NEW DELHI: India has cancelled maritime talks with Pakistan, a development seen as a fallout of the death penalty handed down to its spy Kulbhushan Jadhav by Pakistan. The talks were scheduled to be held between April 16 and 19.
Sources said on Saturday that the talks between India’s Coast Guard and Pakistan’s Maritime Security Agency (MSA) in New Delhi on issues related to fishermen and search and rescue operations had been scrapped for the time being.
“The Indian Defense Ministry has, in fact, not given its nod to the visit of a delegation of MSA officials on April 16. So, the maritime talks between India and Pakistan have been called off,” sources said.

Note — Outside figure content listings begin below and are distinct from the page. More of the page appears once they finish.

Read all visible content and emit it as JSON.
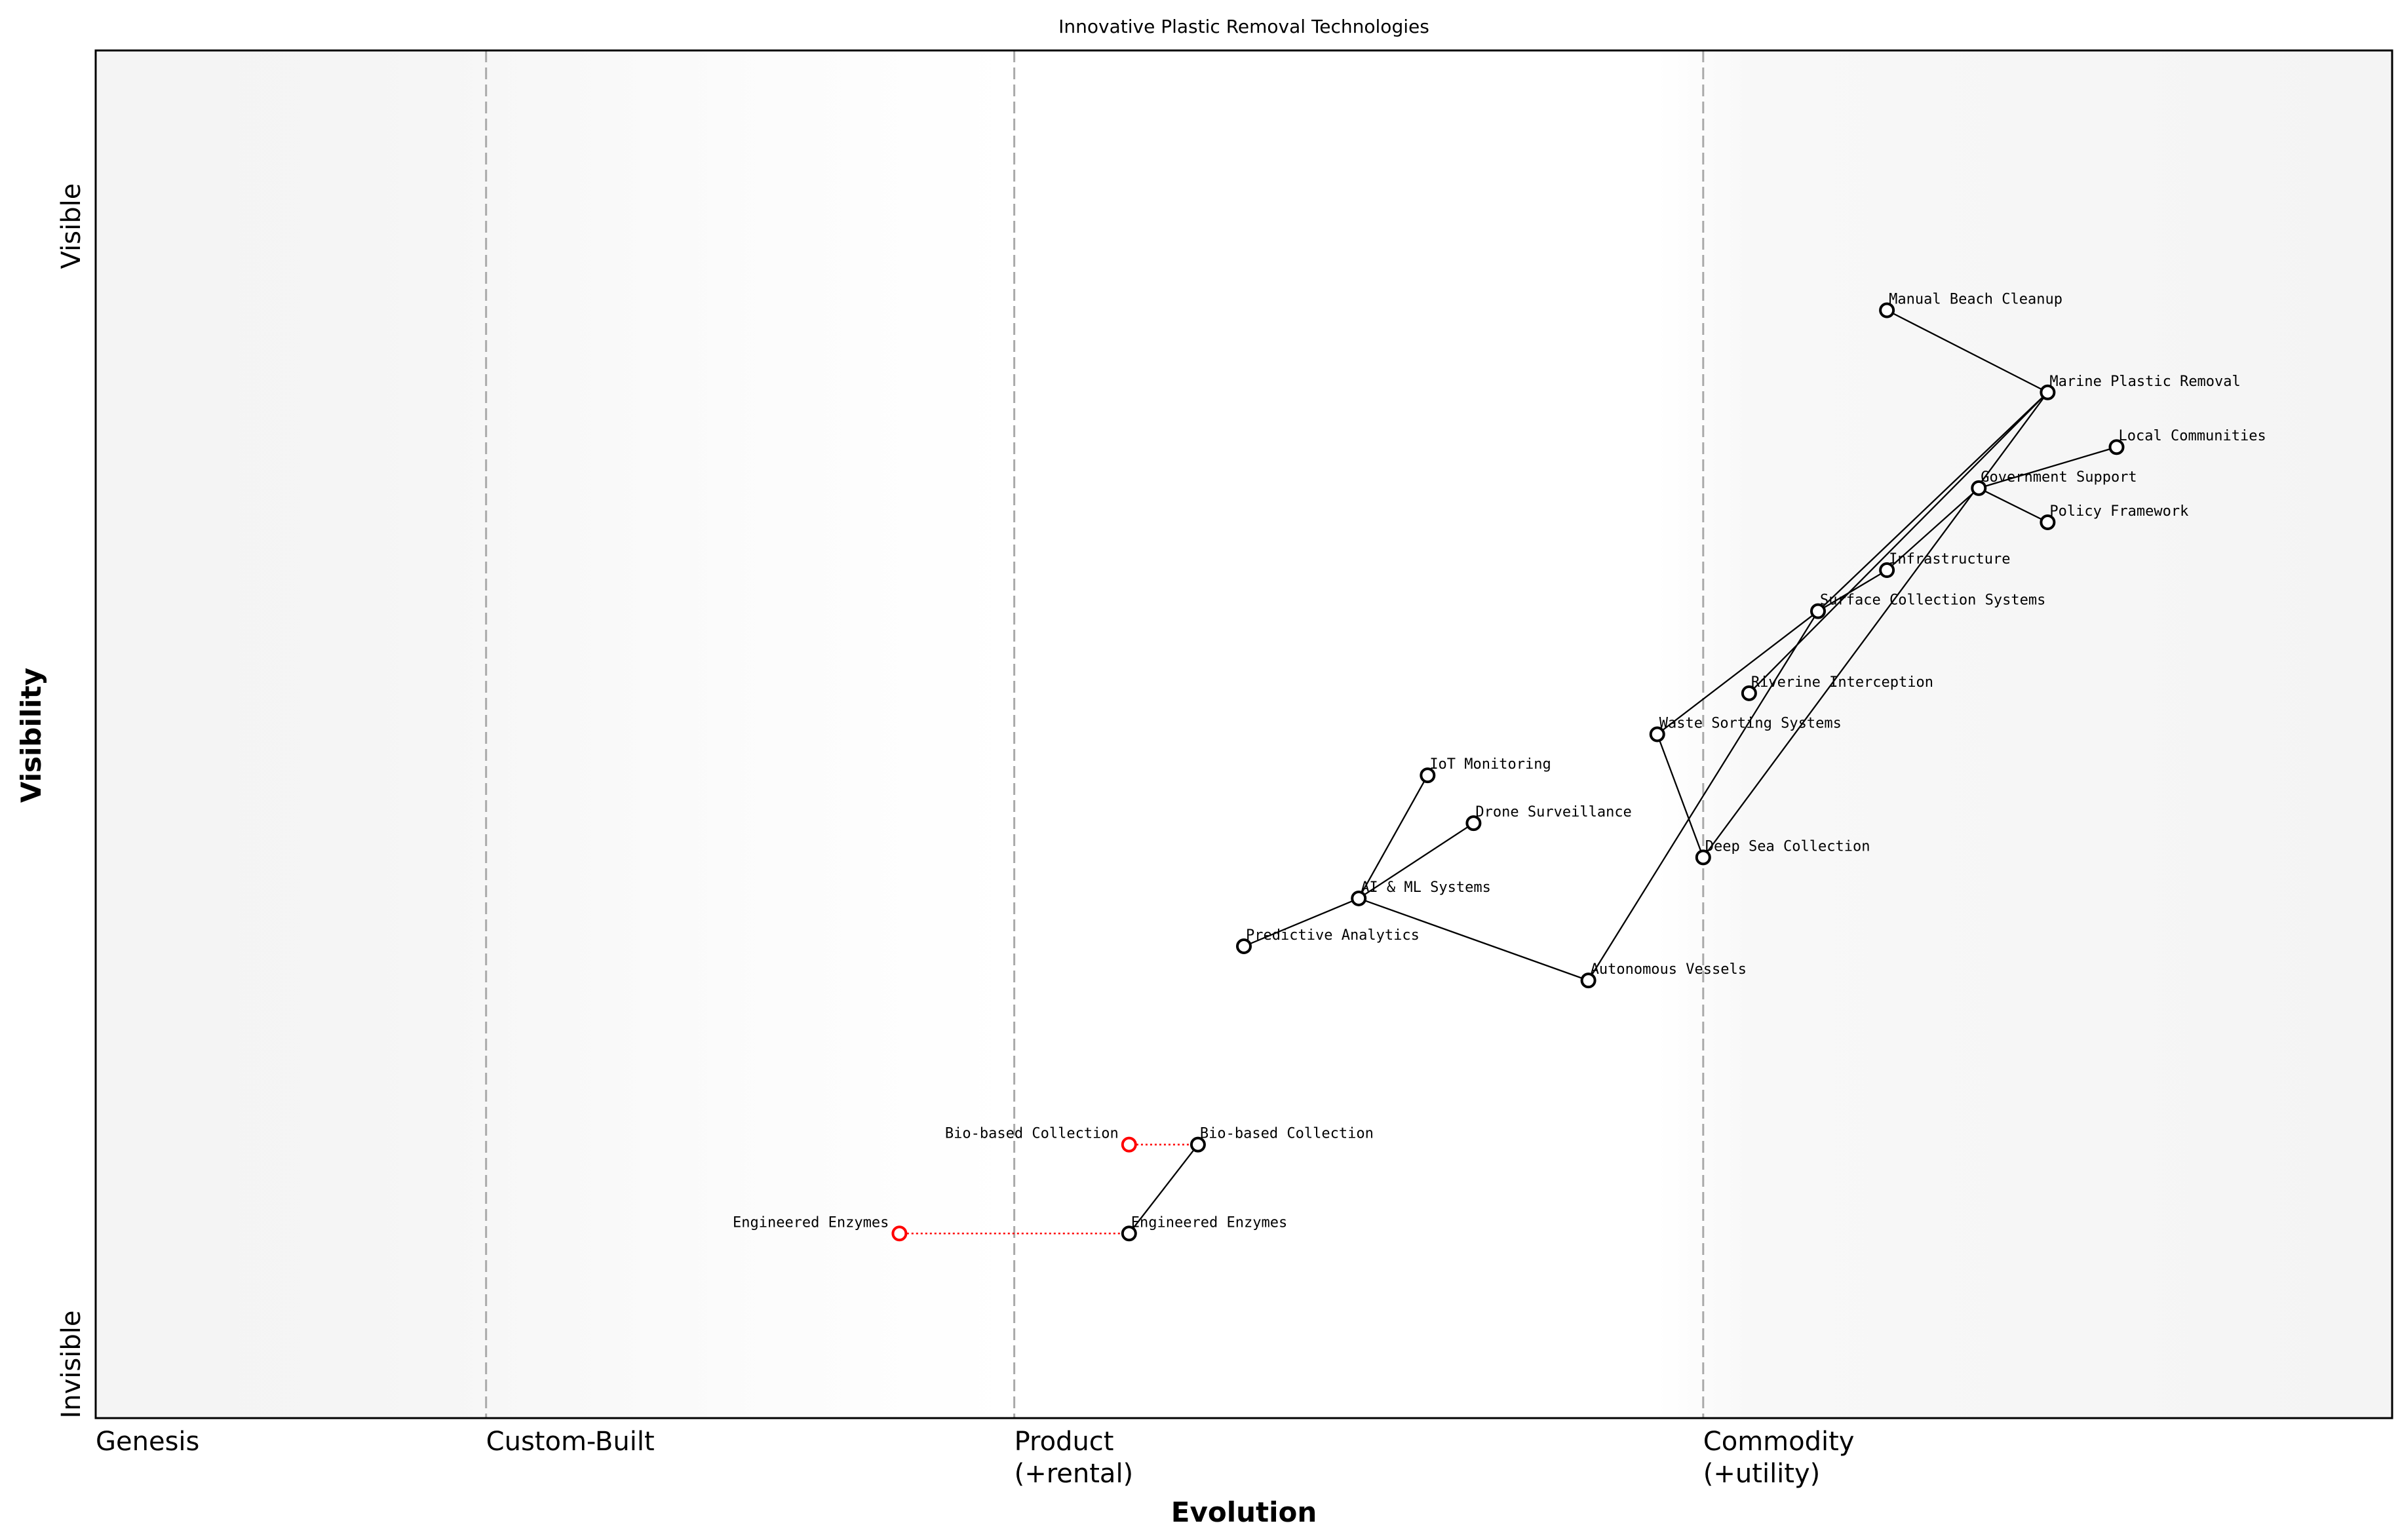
{
  "title": "Innovative Plastic Removal Technologies",
  "xlabel": "Evolution",
  "ylabel": "Visibility",
  "y_ticks": {
    "top": "Visible",
    "bottom": "Invisible"
  },
  "stages": [
    {
      "label": "Genesis",
      "x": 0.0
    },
    {
      "label": "Custom-Built",
      "x": 0.17
    },
    {
      "label": "Product",
      "label2": "(+rental)",
      "x": 0.4
    },
    {
      "label": "Commodity",
      "label2": "(+utility)",
      "x": 0.7
    }
  ],
  "colors": {
    "node": "#000000",
    "evolve": "#ff0000",
    "divider": "#aaaaaa"
  },
  "chart_data": {
    "type": "wardley-map",
    "xlim": [
      0,
      1
    ],
    "ylim": [
      0,
      1
    ],
    "components": [
      {
        "name": "Manual Beach Cleanup",
        "evolution": 0.78,
        "visibility": 0.81
      },
      {
        "name": "Marine Plastic Removal",
        "evolution": 0.85,
        "visibility": 0.75
      },
      {
        "name": "Local Communities",
        "evolution": 0.88,
        "visibility": 0.71
      },
      {
        "name": "Government Support",
        "evolution": 0.82,
        "visibility": 0.68
      },
      {
        "name": "Policy Framework",
        "evolution": 0.85,
        "visibility": 0.655
      },
      {
        "name": "Infrastructure",
        "evolution": 0.78,
        "visibility": 0.62
      },
      {
        "name": "Surface Collection Systems",
        "evolution": 0.75,
        "visibility": 0.59
      },
      {
        "name": "Riverine Interception",
        "evolution": 0.72,
        "visibility": 0.53
      },
      {
        "name": "Waste Sorting Systems",
        "evolution": 0.68,
        "visibility": 0.5
      },
      {
        "name": "IoT Monitoring",
        "evolution": 0.58,
        "visibility": 0.47
      },
      {
        "name": "Drone Surveillance",
        "evolution": 0.6,
        "visibility": 0.435
      },
      {
        "name": "Deep Sea Collection",
        "evolution": 0.7,
        "visibility": 0.41
      },
      {
        "name": "AI & ML Systems",
        "evolution": 0.55,
        "visibility": 0.38
      },
      {
        "name": "Predictive Analytics",
        "evolution": 0.5,
        "visibility": 0.345
      },
      {
        "name": "Autonomous Vessels",
        "evolution": 0.65,
        "visibility": 0.32
      },
      {
        "name": "Bio-based Collection",
        "evolution": 0.48,
        "visibility": 0.2
      },
      {
        "name": "Engineered Enzymes",
        "evolution": 0.45,
        "visibility": 0.135
      }
    ],
    "links": [
      [
        "Manual Beach Cleanup",
        "Marine Plastic Removal"
      ],
      [
        "Marine Plastic Removal",
        "Surface Collection Systems"
      ],
      [
        "Marine Plastic Removal",
        "Riverine Interception"
      ],
      [
        "Marine Plastic Removal",
        "Deep Sea Collection"
      ],
      [
        "Government Support",
        "Local Communities"
      ],
      [
        "Government Support",
        "Policy Framework"
      ],
      [
        "Government Support",
        "Infrastructure"
      ],
      [
        "Infrastructure",
        "Surface Collection Systems"
      ],
      [
        "Surface Collection Systems",
        "Waste Sorting Systems"
      ],
      [
        "Surface Collection Systems",
        "Autonomous Vessels"
      ],
      [
        "Waste Sorting Systems",
        "Deep Sea Collection"
      ],
      [
        "AI & ML Systems",
        "IoT Monitoring"
      ],
      [
        "AI & ML Systems",
        "Drone Surveillance"
      ],
      [
        "AI & ML Systems",
        "Predictive Analytics"
      ],
      [
        "AI & ML Systems",
        "Autonomous Vessels"
      ],
      [
        "Bio-based Collection",
        "Engineered Enzymes"
      ]
    ],
    "evolutions": [
      {
        "name": "Bio-based Collection",
        "from": 0.48,
        "to": 0.45,
        "visibility": 0.2
      },
      {
        "name": "Engineered Enzymes",
        "from": 0.45,
        "to": 0.35,
        "visibility": 0.135
      }
    ]
  }
}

The development came amid tension between the two countries over Jadhav’s death sentence and a day after India criticised Pakistan for not disclosing his location as well as not giving consular access to him as per international conventions, despite repeated requests.
India on Monday made it clear to Pakistan that if Islamabad carried out the death sentence handed down to the spy, then New Delhi would treat it as “a case of premeditated murder”. Jadhav was given death penalty earlier this week by a military court in Pakistan for spying in that country, which was later confirmed by Pakistani Army chief General Qamar Bajwa. The Inter-Services Public Relations had said Jadhav was arrested on March 3 last year from Balochistan’s Mashkel area.